Instructor Chad Israelson Explains the Importance of Minnesota’s General Election
History instructor Chad Israelson knows a lot about American history and current events. It made sense to sit down with him and chat about the importance of the Nov. 6 election, and why everyone should vote.
RCTC: How important is the election coming up, locally and statewide?
Chad Israelson: It’s very important, especially locally. 20 years ago, I would have paid much more attention to the national politics than I did local. But more and more I’ve begun to realize that local politics are the things that affect our lives. If we’re in education, it matters who controls the governor’s seat, and it matters who controls the Minnesota House and Senate. Minnesota is the best state in the union – almost every single election we have the highest [voter] turnout. And that’s great, but when you still consider how many people sit it out… it’s the kind of thing that within the last 60 years people were being killed just to register to vote. We need to remember how much people fought for that, whether it’s women or African Americans. To not drive a few blocks away or whatever and exercise that, to me, is unacceptable.
And in our political state of affairs right now, it seems like every election matters. They are vital right now.
If I am a student, what do I do to find information?
Even if you’re not from Rochester you can vote in Rochester. Minnesota has a very easy voter registration process. With that in mind there is no excuse not to because it is so easy. As far as information goes, there are voting guides on the internet. Post-Bulletin, check that out. Minneapolis Star Tribune. Go to that site, type in voting, voting guide.
As far as voting goes, sometimes voting is treated as a privilege when it is a right – felons unable to vote, poll stations being closed, and voter registrations wiped. Any comment on that?
It drives me wild.
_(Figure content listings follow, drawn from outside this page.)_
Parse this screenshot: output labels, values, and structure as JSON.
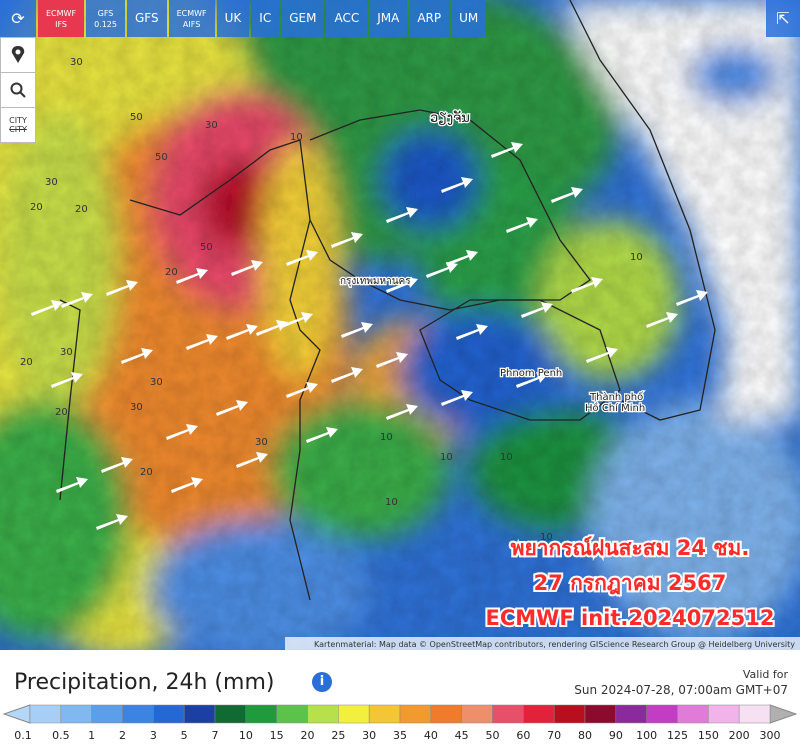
{
  "toolbar": {
    "models": [
      {
        "label": "ECMWF",
        "sub": "IFS",
        "active": true
      },
      {
        "label": "GFS",
        "sub": "0.125"
      },
      {
        "label": "GFS"
      },
      {
        "label": "ECMWF",
        "sub": "AIFS"
      },
      {
        "label": "UK"
      },
      {
        "label": "IC"
      },
      {
        "label": "GEM"
      },
      {
        "label": "ACC"
      },
      {
        "label": "JMA"
      },
      {
        "label": "ARP"
      },
      {
        "label": "UM"
      }
    ]
  },
  "side_buttons": {
    "city": "CITY",
    "city_off": "CITY"
  },
  "map": {
    "overlay_lines": [
      "พยากรณ์ฝนสะสม 24 ชม.",
      "27 กรกฎาคม 2567",
      "ECMWF init.2024072512"
    ],
    "places": [
      "ວຽງຈັນ",
      "กรุงเทพมหานคร",
      "Phnom Penh",
      "Thành phố",
      "Hồ Chí Minh"
    ],
    "contour_labels": [
      "30",
      "30",
      "50",
      "30",
      "20",
      "20",
      "20",
      "30",
      "50",
      "30",
      "30",
      "20",
      "10",
      "10",
      "10",
      "10",
      "10",
      "10",
      "20",
      "30",
      "20",
      "10",
      "50"
    ],
    "attribution": "Kartenmaterial: Map data © OpenStreetMap contributors, rendering GIScience Research Group @ Heidelberg University"
  },
  "legend": {
    "title": "Precipitation, 24h (mm)",
    "info": "i",
    "valid_label": "Valid for",
    "valid_time": "Sun 2024-07-28, 07:00am GMT+07",
    "ticks": [
      0.1,
      0.5,
      1,
      2,
      3,
      5,
      7,
      10,
      15,
      20,
      25,
      30,
      35,
      40,
      45,
      50,
      60,
      70,
      80,
      90,
      100,
      125,
      150,
      200,
      300
    ],
    "under_color": "#b5d7f7",
    "over_color": "#b0b0b0",
    "colors": [
      "#a7cff6",
      "#82b8f1",
      "#5b9eea",
      "#3b84e2",
      "#2468d6",
      "#1b3fa2",
      "#0f6b32",
      "#1f9a3c",
      "#5cc34a",
      "#b7e14b",
      "#f2ef3f",
      "#f4c536",
      "#f29a2e",
      "#f07c2b",
      "#ef8e6a",
      "#e8506a",
      "#e0233a",
      "#b80f1f",
      "#8c0a2e",
      "#8a2a9c",
      "#c23cc4",
      "#e27ad8",
      "#f1b3ea",
      "#f6e1f2"
    ]
  }
}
Voter suppression is very real and there is not enough attention paid to it. We talk about the 53,000 in Georgia, and people being wiped from the rolls. And there are people that didn’t even have the exact same name as someone who was ineligible to vote, but they also got [wiped]. And then you look at disproportionally who it hits – minorities. Yeah, it’s an absolute outrage. Some states make it much more difficult for people to vote. This is a democracy, and election day should probably be a national holiday. Things should be closed. Some countries even have fines for not voting. With early voting as well, there is no excuse not to do that. But yeah, voter suppression is a very real problem, and it’s something that people should be far more upset about that they are. It’s criminal, in my opinion.
What if I’m of the mindset that my vote doesn’t matter, that a state has always been red or blue?
We had a senate election a few years back that came down to a few hundred votes. All it would have taken is one person per district to change the whole outcome of a senate election. It absolutely does matter. Is it going to sway the presidency? Most likely not. The other thing is, we need to look at voting as our civic duty. This is part of what it takes to live in a democracy. My opinion is that it’s beyond just a right – it’s a duty and we should treat it as such. Whatever you do, don’t place your vote on any of the TV ads. That’s all nonsense.